Hiya, fellow DIYers and airgun enthusiasts! NK here with a quick pellet hack to increase pellet velocity in mid to high velocity springer (break barrel) air rifles.
Spring air rifles work by pushing a spring into a locked position. The spring is released and pushes a piston forward, propelling a pellet out of the barrel with air pressure. The sudden compression of air generates intense heat, like a fire piston.
A diesel engine uses the same phenomenon to get its power--it compresses air in a cylinder and injects fuel. The fuel burns, creating a movement of the drive shaft.
This principle can be harnessed for your pellet gun to increase muzzle velocity. (I suspect that in very rare cases that YOU SHOULD NOT TRY TO REPLICATE (You could lose your face. I am dead serious.) I seem to be getting more than 2 inches of penetration on a log (similar to a .22 LR) from a .17 cal. This leads me to believe that the round was traveling in excess of 2,000 FPS,more than double gun's normal power.)
You will need:
Peanut oil or vegetable oil
Alliteration! 3 P's
Springer/breakbarrel gun (Yes, nitro piston/gas ram (NOT CO2) works too, and you guys with gas systems, you can beat the hell out of your "spring" since it is just air, but you may damage seals. Otherwise, you may have few limits, aside from chamber rupture pressure.)
Put a few drops of peanut or other pant, not petrol oil (petroleum based oils dissolve seals which takes time and money to fix) into a tin of pellets. Shake. Put pellets out on paper towel. Carefully dab off extra oil. Load a pellet and fire. You should see some smoke when you fire. This is normal, and your gun probably does it naturally sometimes.
If you hear a very loud bang, either you have broken the sound barrier (common) or the oil has detonated (also common, and usually breaks sound barrier as well.) If your gun does not shoot over 100 fps normally, than this is bad. DO NOT DO THIS REGULARLY. It may be cool, but it is inaccurate, as the shock wave catches up with the pellet as it gets slower, making it tumble. It also can blow up barrels if repeated with a lot of fuel or very often. In less extreme detonations, it may recock (bad) or break the spring and main seals (also bad. Duh...) So just towel them off again until you get smoke but not a very loud crack.
If your pellet gun can shoot beyond the sound barrier with super light pellets, like raptors, than the loud sound is just a sonic boom and is fine. You should still tone down oil for accuracy's sake. If your gun can fire beyond sound barrier with normal lead pellets, than go ahead. You will be far enough above to get good accuracy with peanut oil. Probably better than without since the sonic boom takes longer to catch up to a faster pellet. But unless your gun can do it with whatever pellets you are using sans oil, don't. If your gun can break sound barrier with ultralight, still don't, because this coupled with ultralight is bad for spring. You can do this with a gas ram system, however, since they have no spring to worry about.

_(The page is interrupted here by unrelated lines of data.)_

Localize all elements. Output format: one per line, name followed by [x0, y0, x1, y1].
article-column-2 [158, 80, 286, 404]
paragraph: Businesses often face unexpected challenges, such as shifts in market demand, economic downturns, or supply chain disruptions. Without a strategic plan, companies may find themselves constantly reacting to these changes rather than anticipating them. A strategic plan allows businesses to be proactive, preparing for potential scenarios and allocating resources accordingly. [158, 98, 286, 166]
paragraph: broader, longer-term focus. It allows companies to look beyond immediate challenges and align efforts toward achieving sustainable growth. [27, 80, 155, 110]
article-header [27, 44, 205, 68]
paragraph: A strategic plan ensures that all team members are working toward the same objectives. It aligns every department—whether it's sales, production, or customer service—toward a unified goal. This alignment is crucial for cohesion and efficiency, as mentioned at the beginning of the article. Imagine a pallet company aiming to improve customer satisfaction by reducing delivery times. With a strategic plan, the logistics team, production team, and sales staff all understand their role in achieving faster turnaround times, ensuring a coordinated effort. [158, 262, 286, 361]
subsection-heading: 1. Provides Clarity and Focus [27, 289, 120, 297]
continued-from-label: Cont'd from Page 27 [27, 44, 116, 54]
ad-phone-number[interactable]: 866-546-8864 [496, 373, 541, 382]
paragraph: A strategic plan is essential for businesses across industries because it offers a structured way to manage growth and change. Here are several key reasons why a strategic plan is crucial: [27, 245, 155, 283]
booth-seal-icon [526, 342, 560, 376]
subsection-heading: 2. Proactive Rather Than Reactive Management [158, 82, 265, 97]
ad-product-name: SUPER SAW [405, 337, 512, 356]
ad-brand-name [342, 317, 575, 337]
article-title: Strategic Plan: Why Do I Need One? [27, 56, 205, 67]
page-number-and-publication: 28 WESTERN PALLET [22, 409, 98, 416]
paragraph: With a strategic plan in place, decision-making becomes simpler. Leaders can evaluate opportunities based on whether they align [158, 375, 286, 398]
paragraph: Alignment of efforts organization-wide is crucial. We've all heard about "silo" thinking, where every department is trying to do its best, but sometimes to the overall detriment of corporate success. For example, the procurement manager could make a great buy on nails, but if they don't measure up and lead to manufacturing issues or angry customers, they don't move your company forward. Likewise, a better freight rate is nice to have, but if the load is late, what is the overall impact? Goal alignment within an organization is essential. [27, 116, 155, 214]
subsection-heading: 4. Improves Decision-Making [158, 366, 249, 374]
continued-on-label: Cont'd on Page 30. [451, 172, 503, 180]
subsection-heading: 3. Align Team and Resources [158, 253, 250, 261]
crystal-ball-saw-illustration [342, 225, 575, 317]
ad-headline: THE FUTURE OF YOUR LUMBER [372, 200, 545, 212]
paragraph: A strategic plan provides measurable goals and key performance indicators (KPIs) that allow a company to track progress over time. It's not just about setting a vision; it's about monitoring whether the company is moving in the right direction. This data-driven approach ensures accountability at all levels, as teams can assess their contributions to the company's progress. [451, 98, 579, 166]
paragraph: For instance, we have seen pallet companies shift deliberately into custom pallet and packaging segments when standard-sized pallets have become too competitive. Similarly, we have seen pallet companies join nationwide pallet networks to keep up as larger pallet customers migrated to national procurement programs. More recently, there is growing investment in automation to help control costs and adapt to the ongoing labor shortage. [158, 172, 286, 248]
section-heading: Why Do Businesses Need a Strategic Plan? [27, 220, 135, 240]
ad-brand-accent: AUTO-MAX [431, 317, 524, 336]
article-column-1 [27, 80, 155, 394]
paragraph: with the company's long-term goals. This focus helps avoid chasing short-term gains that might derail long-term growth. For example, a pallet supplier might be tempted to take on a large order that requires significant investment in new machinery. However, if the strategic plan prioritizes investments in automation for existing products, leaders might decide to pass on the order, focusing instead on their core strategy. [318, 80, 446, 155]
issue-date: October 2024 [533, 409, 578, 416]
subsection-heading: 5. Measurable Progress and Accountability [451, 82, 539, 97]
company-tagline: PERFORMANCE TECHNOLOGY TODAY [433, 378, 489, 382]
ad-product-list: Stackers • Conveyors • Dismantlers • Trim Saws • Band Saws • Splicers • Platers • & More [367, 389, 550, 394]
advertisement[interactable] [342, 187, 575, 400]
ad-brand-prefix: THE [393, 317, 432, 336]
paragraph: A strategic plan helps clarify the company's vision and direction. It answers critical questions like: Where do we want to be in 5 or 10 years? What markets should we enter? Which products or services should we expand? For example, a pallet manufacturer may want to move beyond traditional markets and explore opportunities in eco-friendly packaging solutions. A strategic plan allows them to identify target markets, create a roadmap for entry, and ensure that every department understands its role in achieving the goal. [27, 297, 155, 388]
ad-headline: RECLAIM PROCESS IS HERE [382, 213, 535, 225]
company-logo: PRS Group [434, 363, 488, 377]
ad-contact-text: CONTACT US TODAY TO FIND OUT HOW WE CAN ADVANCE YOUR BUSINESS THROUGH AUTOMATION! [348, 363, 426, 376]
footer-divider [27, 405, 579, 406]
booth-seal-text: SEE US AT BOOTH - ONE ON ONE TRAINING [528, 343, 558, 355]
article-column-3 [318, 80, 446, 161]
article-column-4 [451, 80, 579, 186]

Step 1: Safety and Tips for Goin' Easy on Gun and Accuracy
1)Dry pellet by shaking and dumping on paper towel. Wipe off the inside of empty tin. Dab pellets. Put in tin and shake. Repeat until the pellets do not make a supersonic boom after firing ten shots. Shake tin avery five well aimed shots or every two very well aimed shots. Or just shake every two min. This re-disperses oil, resulting in more consistent muzzle velocity.

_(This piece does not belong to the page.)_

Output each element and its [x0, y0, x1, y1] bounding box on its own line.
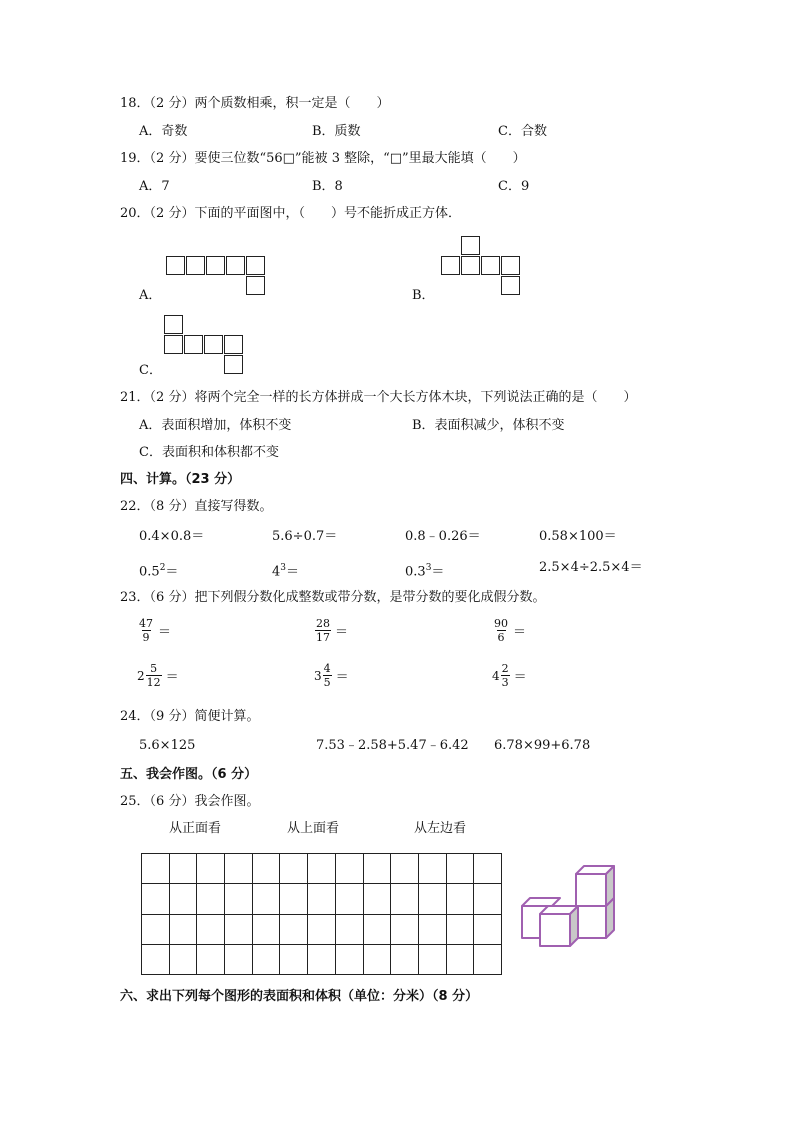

2)You will know a detonation when you hear one. It will usually come coupled with a supersonic crack, but unlike a normal supersonic crack, the initial bang is much louder. When a shot goes supersonic, two things make loud noises: the initial bang of gas escaping the muzzle, (that is the bang from a normal subsonic shit)
The second bang is the shockwave behind the pellet. The shockwave is what causes destabilization, as mentioned earlier. Anyway, in a detonation, the initial bang is very loud. You will be able to tell these apart, almost certainly.
When a detonation occurs, a great deal of force is exerted. I have had one shot where the skirt of the pellet was separated from the head. The head rocketed forward and went through an incredible two inches of solid tree. The skirt Flew out as shrapnel, but a little bit was forced through the thin crack created by the barrel meeting the powerplant. Molten. Inside the gun. Bad. Avoid detonation. really.
One more side note: The official definition of detonation is a combustion reaction that propagates faster than the speed of sound in a given substrate. I am not sure if this is what happens during and airgun "detonation" , but this is the most widely used term. If it were a true detonation, the brisance (shattering ability) is high. This means that a work hardened or high carbon steel may fracture and fly off in a badly designed gun.
I find it likely that it could indeed be a true detonation for two reasons: the gas all reaches ignition temperature at almost exactly the same time. This results in an incredibly fast ignition, and possibly a detonation. Reason two is that a gas deflagration (burn) can breach the sound barrier when it encounters turbulence (such as the constriction from pressure cylinder to barrel, as well as the skirt of pellet. Also, the chamber is so small by the time the gas ignites from that the flame probably rebounds across the chamber at unimaginable speed.